Las Vegas Sun

July 24, 2014

Currently: 98° — Complete forecast | Log in | Create an account

Washoe County schools seeks end run around supermajority rule for taxes

A Washoe County school maintenance funding bill could reshape the legislative tax debate this year, providing a potential roadmap to circumventing the requirement that a two-thirds majority of lawmakers pass tax increases.

Assembly Bill 46 would hand the power to the local school board to raise sales and property taxes within Washoe County by an estimated $20 million a year for school maintenance. The bill, if passed, would require a simple majority vote from the Legislature. The taxes would be implemented following a vote by the school board.

The two-thirds majority requirement, put in the state’s constitution by voters in 1996, has stymied efforts to raise taxes at the Nevada Legislature for nearly two decades.

Traditionally, school boards have gone to voters to pass tax increases to pay for school construction and maintenance. But in recent years, voters in Washoe and Clark have shot down tax increase questions for school buildings.

Advocates for AB 46 say the bill is meant to be narrowly tailored to address an immediate funding crisis in Washoe County, which has a high number of older buildings.

Advocates, which include Republican and Democratic lawmakers from Washoe County, have been working on the bill for over a year. Business groups and labor unions testified in support of the measure.

But still, Gov. Brian Sandoval, who is from Reno, has not backed it.

“The Governor has deep concerns about precedent setting legislation which would give school districts the ability to increase sales and property taxes without a vote by the people,” his office said in a statement about the bill.

He added that he’s concerned about the state of the schools in Washoe County.

As originally introduced, the bill would have required the Washoe County Commission to increase sales tax in the county, which is anchored by Reno, by a quarter of one percent and slightly increase property taxes. It would have required a two-thirds vote of the Legislature.

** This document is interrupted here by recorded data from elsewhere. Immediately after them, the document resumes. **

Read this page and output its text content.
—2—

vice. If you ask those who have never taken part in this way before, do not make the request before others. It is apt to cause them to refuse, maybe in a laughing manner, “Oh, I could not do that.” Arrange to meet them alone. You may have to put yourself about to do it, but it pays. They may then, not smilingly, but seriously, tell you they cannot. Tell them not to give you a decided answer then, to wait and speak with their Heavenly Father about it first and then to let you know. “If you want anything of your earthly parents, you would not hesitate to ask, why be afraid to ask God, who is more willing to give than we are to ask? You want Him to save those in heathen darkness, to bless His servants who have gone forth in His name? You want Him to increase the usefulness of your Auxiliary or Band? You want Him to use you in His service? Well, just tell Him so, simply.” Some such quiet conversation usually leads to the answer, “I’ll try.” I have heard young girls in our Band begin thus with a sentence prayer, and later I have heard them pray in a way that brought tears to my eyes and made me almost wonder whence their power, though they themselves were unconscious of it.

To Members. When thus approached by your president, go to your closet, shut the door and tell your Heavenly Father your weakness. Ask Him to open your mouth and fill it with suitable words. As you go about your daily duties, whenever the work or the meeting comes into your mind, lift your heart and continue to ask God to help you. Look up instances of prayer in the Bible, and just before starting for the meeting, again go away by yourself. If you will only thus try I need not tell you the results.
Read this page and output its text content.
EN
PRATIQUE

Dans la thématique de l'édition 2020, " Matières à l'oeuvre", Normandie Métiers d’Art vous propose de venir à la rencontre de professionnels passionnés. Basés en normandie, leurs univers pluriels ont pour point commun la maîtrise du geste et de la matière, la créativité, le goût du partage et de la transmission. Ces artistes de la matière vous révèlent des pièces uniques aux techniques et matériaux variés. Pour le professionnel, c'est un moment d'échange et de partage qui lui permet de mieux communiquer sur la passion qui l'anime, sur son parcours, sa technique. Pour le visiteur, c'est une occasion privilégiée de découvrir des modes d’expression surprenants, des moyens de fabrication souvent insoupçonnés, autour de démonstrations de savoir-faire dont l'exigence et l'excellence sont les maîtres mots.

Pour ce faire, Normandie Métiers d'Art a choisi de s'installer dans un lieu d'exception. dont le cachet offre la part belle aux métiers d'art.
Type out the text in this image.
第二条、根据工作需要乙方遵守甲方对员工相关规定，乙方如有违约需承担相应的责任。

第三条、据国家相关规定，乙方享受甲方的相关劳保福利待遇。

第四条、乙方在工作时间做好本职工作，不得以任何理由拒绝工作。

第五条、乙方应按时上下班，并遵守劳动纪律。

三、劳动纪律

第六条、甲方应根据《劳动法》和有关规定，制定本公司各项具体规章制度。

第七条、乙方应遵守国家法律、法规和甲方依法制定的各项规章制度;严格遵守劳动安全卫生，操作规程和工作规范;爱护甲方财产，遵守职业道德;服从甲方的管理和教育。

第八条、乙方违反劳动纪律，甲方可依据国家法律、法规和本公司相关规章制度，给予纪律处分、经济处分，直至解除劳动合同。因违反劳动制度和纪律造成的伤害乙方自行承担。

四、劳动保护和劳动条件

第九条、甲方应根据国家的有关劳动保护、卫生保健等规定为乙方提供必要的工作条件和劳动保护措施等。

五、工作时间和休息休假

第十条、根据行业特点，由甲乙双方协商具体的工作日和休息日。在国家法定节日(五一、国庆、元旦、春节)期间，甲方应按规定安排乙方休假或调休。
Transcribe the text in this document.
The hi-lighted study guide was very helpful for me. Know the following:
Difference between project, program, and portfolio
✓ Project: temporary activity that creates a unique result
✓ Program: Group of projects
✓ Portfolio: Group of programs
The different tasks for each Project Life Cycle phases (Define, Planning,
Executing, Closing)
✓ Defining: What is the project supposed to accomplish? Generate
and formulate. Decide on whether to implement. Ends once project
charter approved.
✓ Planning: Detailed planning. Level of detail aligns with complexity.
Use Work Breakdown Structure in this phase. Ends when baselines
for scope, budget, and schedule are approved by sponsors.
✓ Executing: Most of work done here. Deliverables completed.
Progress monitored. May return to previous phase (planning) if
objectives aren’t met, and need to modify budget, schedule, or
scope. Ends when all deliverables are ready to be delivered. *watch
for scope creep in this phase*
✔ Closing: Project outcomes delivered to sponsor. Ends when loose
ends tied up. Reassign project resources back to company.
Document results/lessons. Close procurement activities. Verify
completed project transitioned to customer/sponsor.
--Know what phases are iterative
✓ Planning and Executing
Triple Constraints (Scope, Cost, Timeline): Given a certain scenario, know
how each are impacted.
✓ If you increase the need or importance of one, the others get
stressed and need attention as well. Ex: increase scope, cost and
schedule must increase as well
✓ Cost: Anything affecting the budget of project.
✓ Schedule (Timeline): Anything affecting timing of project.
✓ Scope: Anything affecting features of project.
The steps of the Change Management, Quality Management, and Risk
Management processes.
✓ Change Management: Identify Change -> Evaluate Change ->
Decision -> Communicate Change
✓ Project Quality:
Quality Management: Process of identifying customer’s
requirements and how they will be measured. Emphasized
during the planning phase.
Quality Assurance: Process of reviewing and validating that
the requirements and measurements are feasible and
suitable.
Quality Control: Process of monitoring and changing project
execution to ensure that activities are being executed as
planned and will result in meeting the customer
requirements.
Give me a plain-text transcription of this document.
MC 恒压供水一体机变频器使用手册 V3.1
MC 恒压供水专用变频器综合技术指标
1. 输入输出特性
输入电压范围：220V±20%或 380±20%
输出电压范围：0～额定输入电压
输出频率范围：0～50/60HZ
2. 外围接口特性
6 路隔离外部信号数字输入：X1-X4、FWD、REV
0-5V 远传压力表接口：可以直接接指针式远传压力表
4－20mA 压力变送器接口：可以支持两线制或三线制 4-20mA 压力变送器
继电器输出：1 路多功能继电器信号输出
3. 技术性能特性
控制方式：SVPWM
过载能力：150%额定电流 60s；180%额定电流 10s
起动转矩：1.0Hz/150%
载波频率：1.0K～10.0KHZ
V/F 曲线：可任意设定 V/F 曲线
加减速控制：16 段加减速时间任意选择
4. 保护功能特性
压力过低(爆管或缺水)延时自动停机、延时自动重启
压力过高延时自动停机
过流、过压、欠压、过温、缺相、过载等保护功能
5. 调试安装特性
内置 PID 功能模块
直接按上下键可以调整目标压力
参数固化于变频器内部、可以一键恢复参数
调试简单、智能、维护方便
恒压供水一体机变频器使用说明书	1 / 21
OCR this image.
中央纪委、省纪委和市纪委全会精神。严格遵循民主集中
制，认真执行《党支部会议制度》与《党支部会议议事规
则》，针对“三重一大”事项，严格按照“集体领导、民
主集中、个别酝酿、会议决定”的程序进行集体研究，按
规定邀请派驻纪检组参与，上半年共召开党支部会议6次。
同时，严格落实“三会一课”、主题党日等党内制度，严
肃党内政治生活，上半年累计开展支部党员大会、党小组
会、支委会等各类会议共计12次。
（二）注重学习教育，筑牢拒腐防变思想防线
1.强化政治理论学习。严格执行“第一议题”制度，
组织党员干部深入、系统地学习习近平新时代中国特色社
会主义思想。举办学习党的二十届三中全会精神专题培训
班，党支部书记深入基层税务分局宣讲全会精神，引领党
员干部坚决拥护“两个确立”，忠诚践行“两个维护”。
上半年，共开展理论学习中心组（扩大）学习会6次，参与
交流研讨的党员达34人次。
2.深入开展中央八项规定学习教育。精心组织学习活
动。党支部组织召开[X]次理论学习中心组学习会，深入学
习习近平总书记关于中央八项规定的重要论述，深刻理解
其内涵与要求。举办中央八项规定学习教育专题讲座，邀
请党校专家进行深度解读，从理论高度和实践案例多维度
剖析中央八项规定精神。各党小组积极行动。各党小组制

But an amended version, presented Tuesday at the hearing by Assemblyman David Bobzien, D-Reno, would allow the Washoe County School Board to pass a resolution to increase taxes.

Because it is “enabling legislation”-- so-called because it enable another government entity to raise taxes-- the new bill would only require a simple majority, according to a legal opinion by the Legislative Counsel Bureau.

Clark County School District officials did not testify on the bill. But a district official made clear Clark County School District would also like the power to tax.

“We certainly believe that authority entrusted to trustees in Washoe County should be extended to Clark County, the largest county in the state,” said Joyce Haldeman, associate superintendent for Clark County School District and the lead representative for the district in Carson City. “We support Washoe's initiative and hope that legislators will provide the same opportunity for CCSD trustees to engage with the community and come up with solutions that work for Clark County.”

Clark County School District put a capital improvement tax question in front of voters in November, but it was handily defeated.

The Legislature has passed “enabling legislation” in prior years that gave county commissions the power to pass a tax. Additionally, school boards and county commissions can put tax questions to voters.

But this is the first time power would be given directly to a school board to raise taxes.

Nevada does not have “home rule,” which means local government bodies, including counties, cities and school districts, have to seek permission from the Legislature to do many things, including raising taxes and even towing vehicles from parking lots.

Sen. Debbie Smith, D-Sparks, called the school maintenance issue in Washoe County a “crisis.” She also said it was an equity issue, since Clark County School District had more revenue streams available to it during the boom years, because of past legislation.

In an interview prior to the hearing, she was asked about Sandoval’s apparent neutrality on the issue.

“We all should feel an obligation to make this right,” she said. “We need his support to make this happen for the children in Washoe County.”

Assemblyman Pat Hickey, R-Reno, said he understood the governor waiting for the process in the Legislature to play out. Asked whether Republicans would override a Sandoval veto on the measure, Hickey said he hadn’t thought that far ahead.